In 1888, 34 people gathered at Green’s Store in Deer Isle to found Deer Isle Grange #296.
Over the years, the organization turned in its charter more than once, but reformed again and thrived. Since 1939, the Grange has operated continuously, until this April when its members returned the charter to the state grange organization.
The Deer Isle Grange’s days may be finally over now, said former Grange Master Jan Taylor, who served with the Grange from 1989 and served the last 11 years as Master.
“I wish we could get our charter back and start a good group,” said Taylor. “But I don’t think that will happen.”

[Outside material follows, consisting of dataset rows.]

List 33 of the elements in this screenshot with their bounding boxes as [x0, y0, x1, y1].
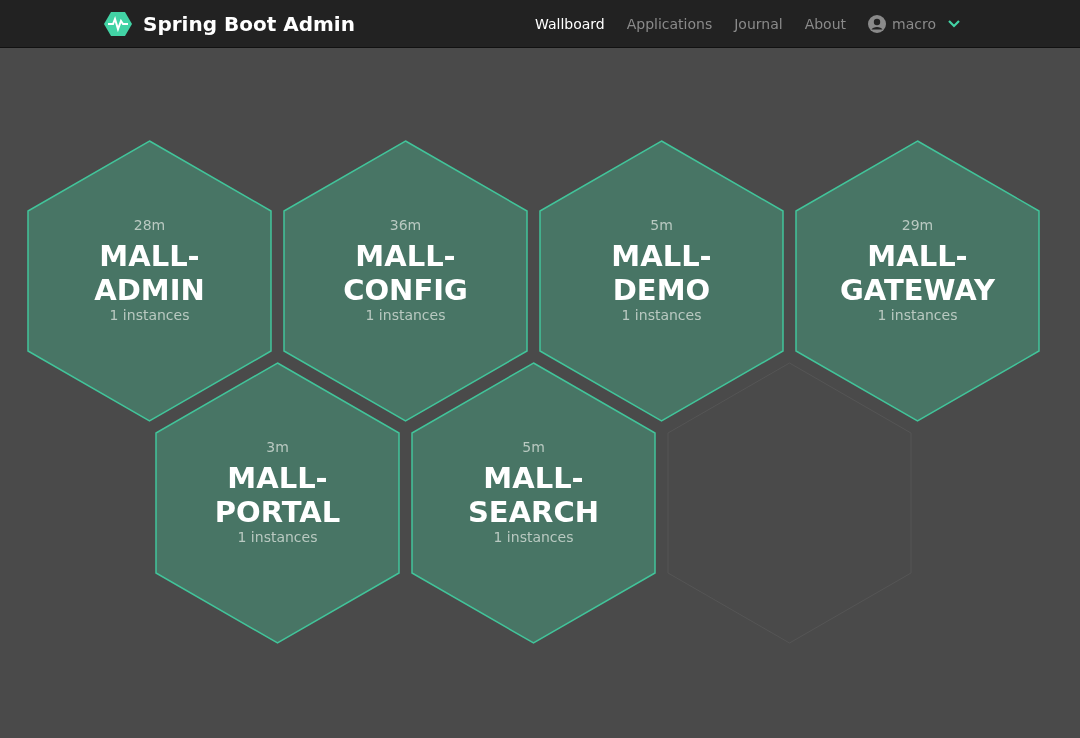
- application-name: MALL- GATEWAY: [840, 239, 995, 307]
- user-menu[interactable]: macro: [868, 14, 960, 33]
- uptime-text: 5m: [650, 217, 673, 233]
- application-name: MALL- DEMO: [611, 239, 712, 307]
- instance-count: 1 instances: [877, 307, 958, 323]
- user-icon: [868, 14, 887, 33]
- nav-link[interactable]: Wallboard: [534, 15, 605, 32]
- instance-count: 1 instances: [365, 307, 446, 323]
- uptime-text: 5m: [522, 439, 545, 455]
- hexagon-tile[interactable]: [27, 140, 272, 422]
- nav-link[interactable]: About: [804, 15, 847, 32]
- application-name: MALL- SEARCH: [468, 461, 599, 529]
- application-name: MALL- ADMIN: [94, 239, 205, 307]
- hexagon-tile[interactable]: [411, 362, 656, 644]
- uptime-text: 3m: [266, 439, 289, 455]
- instance-count: 1 instances: [493, 529, 574, 545]
- hexagon-tile[interactable]: [283, 140, 528, 422]
- instance-count: 1 instances: [237, 529, 318, 545]
- uptime-text: 29m: [901, 217, 934, 233]
- uptime-text: 36m: [389, 217, 422, 233]
- nav-link[interactable]: Applications: [626, 15, 713, 32]
- uptime-text: 28m: [133, 217, 166, 233]
- application-name: MALL- PORTAL: [214, 461, 341, 529]
- app-title: Spring Boot Admin: [143, 11, 355, 36]
- nav-link[interactable]: Journal: [734, 15, 783, 32]
- chevron-down-icon: [948, 19, 960, 28]
- instance-count: 1 instances: [621, 307, 702, 323]
- application-name: MALL- CONFIG: [343, 239, 468, 307]
- hexagon-tile[interactable]: [155, 362, 400, 644]
- logo-icon: [103, 10, 133, 37]
- hexagon-tile[interactable]: [795, 140, 1040, 422]
- instance-count: 1 instances: [109, 307, 190, 323]
- hexagon-tile[interactable]: [539, 140, 784, 422]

Marilyn Sylvester, who has been involved with the Grange for more than 25 years, said it was too difficult to get enough members together for a meeting. A Grange meeting requires seven members. Sylvester said meetings were whittled down to three or four members.
“We had a good time while we were going,” said Taylor. The Grange has been an active part of life on the island for a long time, contributing to the community in a number of ways.
“You wouldn’t have paved roads if it weren’t for the grange,” said Taylor, who noted that Grange members petitioned the communities and state to get roads paved to facilitate getting farm fare to markets.
The Grange, too, was active in the suffrage movement, working to secure the right of women to vote.
More recently, the Grange has worked to support education through scholarships, did community projects at the Island Nursing Home and supported charities such as the Island Food Pantry and Ronald McDonald House.
The Grange sold its building more than a year ago to the Island Men’s Group, a Christian men’s group. Sylvester said it was written into the sale that the Grange could reconvene in the space if it wanted to.
Some members are joining other granges, such as the Halcyon Grange in North Blue Hill, or Arbutus Grange in Surry.